Capítulo 3: Apatrullando la ciudad

[Viene de Capítulo 2: Prácticas de tiro en un establo]

Metí todas las zarrias del traje de Vetusto Man en una bolsa del Mercadona y regresé a Ávila en el coche de Vitorio. Le habían retirado el carnet hacía tres años por no pasar el reconocimiento médico (algo de sus cataratas), pero él no se daba por enterado. Se pasaba el día volante en mano, camelando con la música de Juanito Valderrama a todo volumen y escupiendo requiebros a cada muchacha que veía.

Nunca he visto tan de cerca la muerte como dentro de ese maldito Cuatro Latas. Vitorio conduce igual que vive: como le sale de los cojones. Es un milagro que siga vivo. Ese día, sin ir más lejos, empezó a dar voces con las manos en la cabeza al llegar a la altura de Naturávila, como si le hubiera dado un acicuaco. ‘El Rey de la Carretera’ hacía retumbar los altavoces. Yo agarré como pude el volante para volver a nuestro carril.

– ¡La madre que me parió, Fructuoso!

Miré por la ventana de atrás y vi que nos seguía el burro que me daba la tabarra en las siestas. Debíamos ir a 80 o 90 kilómetros por hora, pero teníamos al bicho pegado al culo. Por algún tipo de acto reflejo, Vitorio aceleró. El animal continuó a nuestro ritmo sin ningún tipo de esfuerzo aparente. Incluso llegó a ponerse a nuestra altura por el arcén. Parecía que quisiera adelantarnos por la derecha, pero al llegar a mi ventanilla se quedó ahí, mirándome sin dejar de trotar, como si me preguntara a dónde pensaba ir sin él.

Así descubrimos lo de los superpoderes del pollino, adquiridos, imagino, de tanto chuparme los pinreles.
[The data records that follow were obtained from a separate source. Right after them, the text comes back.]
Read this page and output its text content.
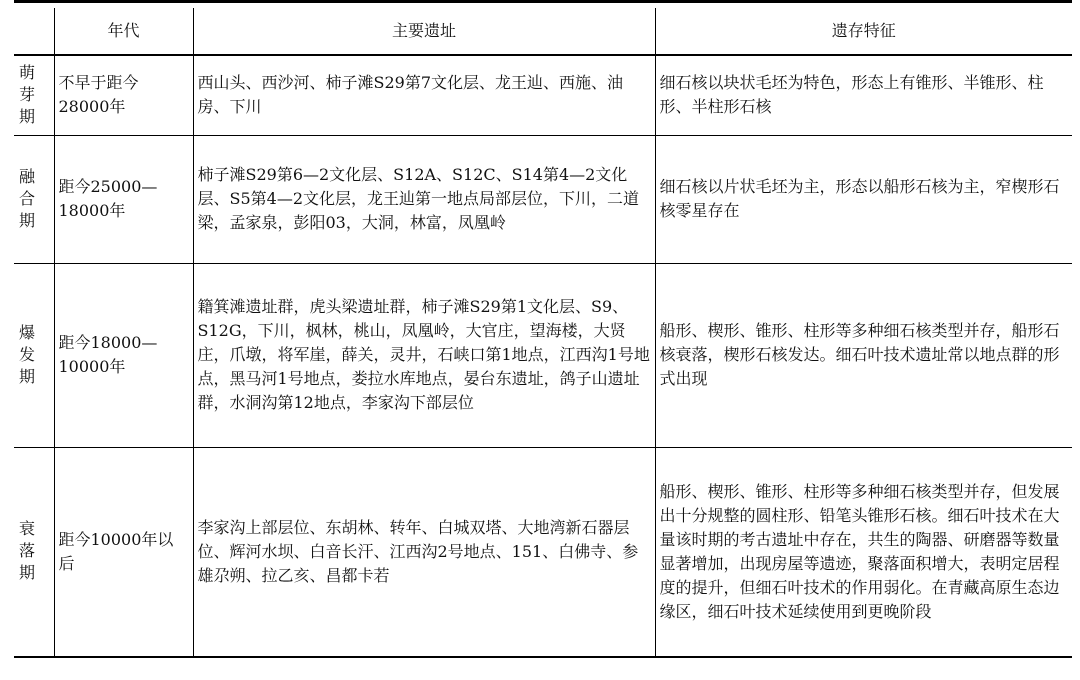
	年代	主要遗址	遗存特征
萌芽期	不早于距今28000年	西山头、西沙河、柿子滩S29第7文化层、龙王辿、西施、油房、下川	细石核以块状毛坯为特色，形态上有锥形、半锥形、柱形、半柱形石核
融合期	距今25000—18000年	柿子滩S29第6—2文化层、S12A、S12C、S14第4—2文化层、S5第4—2文化层，龙王辿第一地点局部层位，下川，二道梁，孟家泉，彭阳03，大洞，林富，凤凰岭	细石核以片状毛坯为主，形态以船形石核为主，窄楔形石核零星存在
爆发期	距今18000—10000年	籍箕滩遗址群，虎头梁遗址群，柿子滩S29第1文化层、S9、S12G，下川，枫林，桃山，凤凰岭，大官庄，望海楼，大贤庄，爪墩，将军崖，薛关，灵井，石峡口第1地点，江西沟1号地点，黑马河1号地点，娄拉水库地点，晏台东遗址，鸽子山遗址群，水洞沟第12地点，李家沟下部层位	船形、楔形、锥形、柱形等多种细石核类型并存，船形石核衰落，楔形石核发达。细石叶技术遗址常以地点群的形式出现
衰落期	距今10000年以后	李家沟上部层位、东胡林、转年、白城双塔、大地湾新石器层位、辉河水坝、白音长汗、江西沟2号地点、151、白佛寺、参雄尕朔、拉乙亥、昌都卡若	船形、楔形、锥形、柱形等多种细石核类型并存，但发展出十分规整的圆柱形、铅笔头锥形石核。细石叶技术在大量该时期的考古遗址中存在，共生的陶器、研磨器等数量显著增加，出现房屋等遗迹，聚落面积增大，表明定居程度的提升，但细石叶技术的作用弱化。在青藏高原生态边缘区，细石叶技术延续使用到更晚阶段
A las monjas les encantó que me presentara con un burro (“también es una criatura de Dios”, dijeron) y me dejaron guardarlo junto al huertecito que tienen detrás de la residencia. Eso sí, yo me encargaba de alimentarle y de limpiar sus descomunales mierdas.

Llamé a mi hija para decirle que ya había vuelto del viaje. Me preguntó qué tal nos había ido y yo le respondí que Huelva era preciosa.

– ¿Pero no me dijiste que te ibas a Vigo?

– También, mi niña. Era un tour costero de esos.

Yo continué con mi vida de siempre, pero con ligeras modificaciones. Me pasaba las mañana durmiendo, mientras que por las noches le soltaba la correa a Vetusto Man. Salía a la calle con mi boina-antifaz, las botas de pescar y la capa de ‘Super tallas Bermúdez’, sin olvidar las armas (los barrillos y las fichas de dominó). Regresaba justo para desayunar y, como salía y entraba escalando la fachada, las monjas no sospechaban nada. Me llevaba al burro a mis escapadas nocturnas, aunque solo fuera por tener algo de compañía.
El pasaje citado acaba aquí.